Grande-Bretagne: le mariage public-privé

Modèle d'État providence classique dans les décennies 60 et 70, la Grande-Bretagne a subi la tornade Thatcher dans les années 80. La Dame de fer rêvait de faire disparaître les services publics et a privatisé de grands pans du système.

Depuis son élection, à la fin des années 90, le Parti travailliste de Tony Blair a réinvesti massivement dans l'éducation et la santé. Mais la Grande-Bretagne demeure une société plus libérale que la majorité des pays européens. Ses programmes sociaux ressemblent à ceux du Canada, à la seule différence que le privé y est plus présent, sous la forme de partenariats public-privé et qu'il y a une concurrence accrue à l'intérieur même du secteur public.

L'hôpital de Swindon

Michel Labrecque s'est rendu à l'hôpital Great Western, de Swindon, une ville de 200 000 habitants, à l'ouest de Londres.
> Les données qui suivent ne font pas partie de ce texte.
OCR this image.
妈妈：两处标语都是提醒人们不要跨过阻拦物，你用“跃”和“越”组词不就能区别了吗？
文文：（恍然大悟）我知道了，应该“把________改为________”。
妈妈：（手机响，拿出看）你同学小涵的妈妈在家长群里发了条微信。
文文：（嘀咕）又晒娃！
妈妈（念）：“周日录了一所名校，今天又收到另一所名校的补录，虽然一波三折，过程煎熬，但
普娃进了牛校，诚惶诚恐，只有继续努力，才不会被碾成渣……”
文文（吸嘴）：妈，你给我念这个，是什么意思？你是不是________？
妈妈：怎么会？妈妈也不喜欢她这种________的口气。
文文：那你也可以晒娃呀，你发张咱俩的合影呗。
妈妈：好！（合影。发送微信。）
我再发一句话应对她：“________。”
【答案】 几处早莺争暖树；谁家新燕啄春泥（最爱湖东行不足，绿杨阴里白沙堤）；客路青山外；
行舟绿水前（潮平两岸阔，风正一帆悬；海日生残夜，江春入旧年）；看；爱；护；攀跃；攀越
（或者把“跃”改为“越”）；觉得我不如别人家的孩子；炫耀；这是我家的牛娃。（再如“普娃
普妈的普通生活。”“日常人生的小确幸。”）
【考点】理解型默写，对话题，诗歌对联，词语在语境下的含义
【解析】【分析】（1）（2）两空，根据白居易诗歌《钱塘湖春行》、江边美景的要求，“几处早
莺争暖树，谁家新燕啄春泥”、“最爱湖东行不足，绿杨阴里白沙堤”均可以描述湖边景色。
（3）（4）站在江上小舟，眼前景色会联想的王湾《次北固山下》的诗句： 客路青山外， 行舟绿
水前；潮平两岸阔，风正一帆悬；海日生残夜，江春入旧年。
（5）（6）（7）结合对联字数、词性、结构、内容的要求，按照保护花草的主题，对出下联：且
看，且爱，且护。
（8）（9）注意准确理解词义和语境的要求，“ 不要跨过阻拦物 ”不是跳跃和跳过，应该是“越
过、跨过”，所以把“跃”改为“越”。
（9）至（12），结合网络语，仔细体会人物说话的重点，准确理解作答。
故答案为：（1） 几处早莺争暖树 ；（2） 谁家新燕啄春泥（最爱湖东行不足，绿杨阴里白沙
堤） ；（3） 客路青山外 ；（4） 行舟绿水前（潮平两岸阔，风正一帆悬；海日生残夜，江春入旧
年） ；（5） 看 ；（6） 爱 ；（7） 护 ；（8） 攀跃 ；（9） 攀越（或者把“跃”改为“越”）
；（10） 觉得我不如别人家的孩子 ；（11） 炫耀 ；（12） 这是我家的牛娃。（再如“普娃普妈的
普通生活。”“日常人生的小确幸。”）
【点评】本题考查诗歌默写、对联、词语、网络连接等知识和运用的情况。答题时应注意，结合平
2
Cet hôpital public flambant neuf a été construit par une firme privée dans le cadre d'un partenariat public-privé. Les responsables admettent que cette formule revient plus cher, mais, disent-ils, c'était la seule façon d'aller de l'avant.

L'entreprise privée est également responsable de sa gestion. Des initiatives du genre se multiplient en Grande-Bretagne: le privé construit des écoles, des bibliothèques, des hôpitaux et d'autres infrastructures publiques.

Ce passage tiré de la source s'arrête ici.